Saturday, July 30, 2011

The Biggest Threat to the Church

...is not what The Reverend Doctor Patrick Richmond said (him being the Winner of the Daftest Silly Thing to be Said in Public, Ever Contest and slightly ahead of Oinky The Pork Cutlet Pig and her comments on Bovine Eternity). Nor is it the Alpha Course, a front for the black-market trade in poor translations of the Bible and antimacassars  to the unsuspecting. It is ...



... spiders. I am scared to death of them. I can't bear to look at them alive, dead, moving, still, little, large, hairy or pie-bald. I hate spiders almost as much as I hate .... (not telling).

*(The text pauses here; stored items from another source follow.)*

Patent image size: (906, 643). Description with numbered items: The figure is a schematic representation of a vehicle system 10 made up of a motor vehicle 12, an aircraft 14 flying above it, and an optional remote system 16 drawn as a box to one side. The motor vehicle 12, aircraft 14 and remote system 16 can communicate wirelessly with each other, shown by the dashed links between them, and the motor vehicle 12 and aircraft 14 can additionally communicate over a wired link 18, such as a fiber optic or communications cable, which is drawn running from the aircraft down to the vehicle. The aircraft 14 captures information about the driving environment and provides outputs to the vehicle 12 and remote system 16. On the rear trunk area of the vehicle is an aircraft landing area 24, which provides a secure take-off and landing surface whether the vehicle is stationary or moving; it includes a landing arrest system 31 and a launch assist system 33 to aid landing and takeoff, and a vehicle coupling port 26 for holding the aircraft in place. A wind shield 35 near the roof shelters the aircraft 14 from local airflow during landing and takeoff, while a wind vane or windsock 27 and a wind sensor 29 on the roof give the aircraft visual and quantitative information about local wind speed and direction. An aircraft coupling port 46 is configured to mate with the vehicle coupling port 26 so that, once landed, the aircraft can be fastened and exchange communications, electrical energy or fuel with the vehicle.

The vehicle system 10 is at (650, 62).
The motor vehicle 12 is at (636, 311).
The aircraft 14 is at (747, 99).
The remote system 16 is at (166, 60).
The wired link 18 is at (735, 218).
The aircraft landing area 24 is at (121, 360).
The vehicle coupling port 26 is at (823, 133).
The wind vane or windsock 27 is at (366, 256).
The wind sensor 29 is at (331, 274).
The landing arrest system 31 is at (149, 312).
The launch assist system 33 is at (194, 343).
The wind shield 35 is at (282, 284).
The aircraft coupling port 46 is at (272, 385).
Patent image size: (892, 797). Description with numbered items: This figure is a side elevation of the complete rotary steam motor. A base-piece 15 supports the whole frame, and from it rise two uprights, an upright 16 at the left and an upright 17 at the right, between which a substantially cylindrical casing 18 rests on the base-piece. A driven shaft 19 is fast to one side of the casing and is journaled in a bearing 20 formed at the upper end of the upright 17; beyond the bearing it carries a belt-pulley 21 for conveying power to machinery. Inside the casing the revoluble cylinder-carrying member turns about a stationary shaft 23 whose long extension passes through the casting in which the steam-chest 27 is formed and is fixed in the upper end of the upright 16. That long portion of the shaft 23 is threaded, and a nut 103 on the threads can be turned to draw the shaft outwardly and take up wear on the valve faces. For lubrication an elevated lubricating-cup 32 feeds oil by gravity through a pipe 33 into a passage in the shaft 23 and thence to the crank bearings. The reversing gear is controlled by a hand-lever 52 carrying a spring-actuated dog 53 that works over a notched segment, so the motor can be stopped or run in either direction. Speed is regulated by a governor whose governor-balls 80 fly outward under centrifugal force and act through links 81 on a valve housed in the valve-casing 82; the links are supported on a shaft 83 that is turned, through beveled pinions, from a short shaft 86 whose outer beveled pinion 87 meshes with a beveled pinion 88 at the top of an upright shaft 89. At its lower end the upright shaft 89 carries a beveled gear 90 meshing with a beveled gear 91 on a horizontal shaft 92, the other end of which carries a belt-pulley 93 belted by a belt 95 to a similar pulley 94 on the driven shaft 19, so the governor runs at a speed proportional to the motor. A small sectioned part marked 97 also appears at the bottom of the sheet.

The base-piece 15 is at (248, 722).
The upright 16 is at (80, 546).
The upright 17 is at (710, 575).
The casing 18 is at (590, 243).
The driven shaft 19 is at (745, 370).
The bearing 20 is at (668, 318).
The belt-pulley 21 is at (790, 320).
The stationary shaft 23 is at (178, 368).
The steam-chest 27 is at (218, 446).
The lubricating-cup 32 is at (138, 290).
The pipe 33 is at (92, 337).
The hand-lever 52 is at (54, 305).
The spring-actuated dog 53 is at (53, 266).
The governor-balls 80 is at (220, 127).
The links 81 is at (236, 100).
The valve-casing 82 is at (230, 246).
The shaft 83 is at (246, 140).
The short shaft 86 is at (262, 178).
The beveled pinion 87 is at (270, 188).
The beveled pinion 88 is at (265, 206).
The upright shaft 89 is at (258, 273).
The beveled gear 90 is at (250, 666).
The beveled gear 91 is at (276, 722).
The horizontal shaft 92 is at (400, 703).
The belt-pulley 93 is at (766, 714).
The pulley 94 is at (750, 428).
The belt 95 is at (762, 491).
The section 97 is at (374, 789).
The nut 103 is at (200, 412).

The only time in my little life (did I ever mention that I am quite young?) when I fainted was when a spider the size of a Collection Plate emerged, with its boots on and its tattoos and everything, and walked across a ceiling between me and the door. I couldn't escape; it was horrid. I fell down in a dead faint, naked as a the day I was begotten as it happened to be in a small shower room.

Now, you may be wondering what this has to do with the church. Not a lot in truth, but the title got your attention, and it is always good to see you, but there is a small overlap. As a priest, I have a certain amount of my working life that is, shall we say, church-facing. I do 'church' quite a lot. And so do spiders. English churches are, often, quite old. Spiders like old places, and the carcasses of dessicated arachnids that fall to the floor are so old that they are bleached white. One was even carrying a Tyndale translation, he was that old.  So, the thing is this - if I become Archbishop of Canterbury, not only will I have to take on half the bloody bloggers of the world, but I will have to close the medieval spyder-hyders in which we worship. Fainting Graces are not pretty.

Need to grow a beard first, which is something I just cannot do (I speak of the physical, not the moral).